Updated by wimmer on 2015-06-19 17:34:18 +00:00
I applied patch to 2.3.5 and it works great.
Here is my setup:
Updated by mfriedrich on 2015-08-18 15:01:14 +00:00
Generally speaking I'd like to split this issue, as it consists of two issues:
Updated by mfriedrich on 2015-08-18 16:48:33 +00:00
Apparently the fix does not work this way, host.next_check still stays at the old scheduled timestamp.
Updated by akrus on 2015-12-22 07:21:51 +00:00
I'm also experiencing the same issue here.
This results in checks being executes every 24 hours (retry interval doesn't work, while Icinga Web 2 shows it correctly).
Updated by Peter_Story on 2016-01-14 16:02:47 +00:00
I'm also encountering this bug. I have a service with:
After the first soft failure, the subsequent check is scheduled to run after 10 minutes, instead of 30 seconds.
Updated by mfriedrich on 2016-01-20 15:22:12 +00:00
It fairly should but we're all normal people, not machines.
I found another issue while testing the original patch which took me quite a while to figure out why it was happening.

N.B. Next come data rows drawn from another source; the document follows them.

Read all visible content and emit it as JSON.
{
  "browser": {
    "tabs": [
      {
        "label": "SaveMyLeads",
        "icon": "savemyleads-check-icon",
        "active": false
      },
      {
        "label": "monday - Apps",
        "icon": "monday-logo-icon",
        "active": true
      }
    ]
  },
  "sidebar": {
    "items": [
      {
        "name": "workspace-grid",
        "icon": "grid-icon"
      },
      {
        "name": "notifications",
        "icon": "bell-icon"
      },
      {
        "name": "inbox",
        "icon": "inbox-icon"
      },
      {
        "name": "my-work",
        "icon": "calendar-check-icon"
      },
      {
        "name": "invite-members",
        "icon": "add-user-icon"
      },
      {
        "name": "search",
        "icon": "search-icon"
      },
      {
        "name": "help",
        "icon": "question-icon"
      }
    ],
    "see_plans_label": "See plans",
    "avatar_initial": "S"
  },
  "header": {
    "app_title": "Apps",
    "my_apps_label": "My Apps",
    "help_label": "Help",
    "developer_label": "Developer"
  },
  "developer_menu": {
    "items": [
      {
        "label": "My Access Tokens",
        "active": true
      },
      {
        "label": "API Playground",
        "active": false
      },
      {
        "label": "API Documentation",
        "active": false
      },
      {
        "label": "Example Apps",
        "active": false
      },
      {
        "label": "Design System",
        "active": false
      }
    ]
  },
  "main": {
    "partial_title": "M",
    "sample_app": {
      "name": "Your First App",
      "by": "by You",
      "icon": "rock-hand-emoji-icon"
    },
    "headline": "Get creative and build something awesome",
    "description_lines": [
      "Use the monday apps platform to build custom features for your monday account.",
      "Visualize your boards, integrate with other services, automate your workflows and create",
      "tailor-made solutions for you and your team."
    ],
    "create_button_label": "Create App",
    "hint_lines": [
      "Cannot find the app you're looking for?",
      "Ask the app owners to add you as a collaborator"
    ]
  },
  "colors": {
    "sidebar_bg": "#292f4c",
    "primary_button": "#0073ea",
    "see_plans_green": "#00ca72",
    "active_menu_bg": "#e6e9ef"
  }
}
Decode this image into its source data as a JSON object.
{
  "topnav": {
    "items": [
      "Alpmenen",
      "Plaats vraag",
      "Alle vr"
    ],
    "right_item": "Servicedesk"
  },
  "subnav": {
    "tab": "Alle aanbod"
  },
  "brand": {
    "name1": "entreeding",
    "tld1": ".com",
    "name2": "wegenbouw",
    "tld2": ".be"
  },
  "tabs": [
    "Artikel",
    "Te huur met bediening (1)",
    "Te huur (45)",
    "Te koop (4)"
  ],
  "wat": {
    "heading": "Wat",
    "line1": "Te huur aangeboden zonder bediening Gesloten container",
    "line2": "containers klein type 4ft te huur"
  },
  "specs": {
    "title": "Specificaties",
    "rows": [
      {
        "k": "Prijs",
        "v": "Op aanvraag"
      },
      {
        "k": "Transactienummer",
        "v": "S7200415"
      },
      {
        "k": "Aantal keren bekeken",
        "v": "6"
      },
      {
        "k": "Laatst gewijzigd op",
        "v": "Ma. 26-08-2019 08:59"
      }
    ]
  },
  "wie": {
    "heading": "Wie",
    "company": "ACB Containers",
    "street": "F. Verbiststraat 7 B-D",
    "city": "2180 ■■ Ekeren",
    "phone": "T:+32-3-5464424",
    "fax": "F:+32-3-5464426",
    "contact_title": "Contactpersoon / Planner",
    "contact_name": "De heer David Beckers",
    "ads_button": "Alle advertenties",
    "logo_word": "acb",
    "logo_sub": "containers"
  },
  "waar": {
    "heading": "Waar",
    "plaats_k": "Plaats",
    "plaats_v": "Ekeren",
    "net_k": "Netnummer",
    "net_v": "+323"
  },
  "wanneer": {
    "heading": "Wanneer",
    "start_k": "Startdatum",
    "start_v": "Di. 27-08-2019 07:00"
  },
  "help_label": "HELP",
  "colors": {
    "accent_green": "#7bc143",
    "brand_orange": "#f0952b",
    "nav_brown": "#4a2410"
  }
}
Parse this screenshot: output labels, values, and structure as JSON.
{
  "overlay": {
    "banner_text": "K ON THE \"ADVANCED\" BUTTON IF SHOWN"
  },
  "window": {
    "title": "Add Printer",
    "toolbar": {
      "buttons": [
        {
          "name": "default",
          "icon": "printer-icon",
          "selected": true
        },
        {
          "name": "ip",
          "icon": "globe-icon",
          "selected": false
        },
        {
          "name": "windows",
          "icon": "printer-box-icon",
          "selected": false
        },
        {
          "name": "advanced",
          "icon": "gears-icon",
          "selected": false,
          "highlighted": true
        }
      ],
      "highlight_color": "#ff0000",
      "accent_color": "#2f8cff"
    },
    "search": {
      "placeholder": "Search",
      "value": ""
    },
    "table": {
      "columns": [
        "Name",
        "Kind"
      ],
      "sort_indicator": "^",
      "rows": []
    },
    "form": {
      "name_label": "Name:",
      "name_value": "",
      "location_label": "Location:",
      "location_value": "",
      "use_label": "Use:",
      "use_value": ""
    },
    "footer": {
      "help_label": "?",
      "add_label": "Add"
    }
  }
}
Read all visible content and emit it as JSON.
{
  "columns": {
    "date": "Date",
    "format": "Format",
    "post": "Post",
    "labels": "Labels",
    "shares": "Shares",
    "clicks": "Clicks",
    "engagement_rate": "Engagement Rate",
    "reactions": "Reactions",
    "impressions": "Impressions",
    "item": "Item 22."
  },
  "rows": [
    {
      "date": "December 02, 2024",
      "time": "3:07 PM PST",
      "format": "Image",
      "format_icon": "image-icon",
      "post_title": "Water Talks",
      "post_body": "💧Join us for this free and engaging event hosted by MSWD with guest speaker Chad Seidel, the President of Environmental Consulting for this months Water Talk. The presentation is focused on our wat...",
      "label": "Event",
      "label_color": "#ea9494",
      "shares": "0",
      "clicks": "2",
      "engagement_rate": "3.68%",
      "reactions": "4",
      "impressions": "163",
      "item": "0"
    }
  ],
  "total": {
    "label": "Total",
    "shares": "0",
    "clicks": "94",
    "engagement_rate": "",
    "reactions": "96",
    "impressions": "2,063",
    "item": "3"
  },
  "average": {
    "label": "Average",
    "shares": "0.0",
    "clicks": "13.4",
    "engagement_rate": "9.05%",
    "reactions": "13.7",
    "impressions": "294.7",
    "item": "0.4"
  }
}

Tests using the external command pipe
Now process check results using Icinga Web 2, from DOWN to UP and vice versa.
Calling UpdateNextCheck() works as it should, it contains the correct next GetRetryInterval() values and also sends that to the database.
There's one subsequent SetNextCheck() call afterwards which then overrides the value inside the core (and so the API and external interfaces).
We do ensure to reschedule a check when processing a check result from the external command pipe or api actions. This is due to the reason we require freshness checks using the check_interval (see #7071 for better proposals) for incoming passive check results.
So not a good method for tests anyways. Temporarily removing the code blocks from externalcommandlistener.cpp proves the patch working.
Manual recheck will cause ProcessCheckResult() to immediately update the next check using the retry interval.
Updated by mfriedrich on 2016-01-22 17:37:02 +00:00
There's still one issue with passive check results - calling UpdateNextCheck() will first set a probably smaller next check time, and after invoking ProcessCheckResult() a separate call to SetNextCheck() is required to ensure the check_interval is used for passively received checks and their freshness.
This merely influences all checks where we do not care about them whether being active or passive.
It is also worse for active checks - the next check time is updated to check_interval if sent in as passive check result via API / UI.
Moving that task inside ProcessCheckResult() ensures that subsequent calls to SetNextCheck() happen with the correct check interval for passive check results. The active checks are then rescheduled based on their current state, especially if changed from sending a check result enforcing a state change, e.g. HARD OK, or SOFT NOT-OK with retry_interval being required.
Furthermore updating the next check time before sending a DB IDO update for OnNewCheckResult will also help reduce duplicated next_check queries (see linked #11019).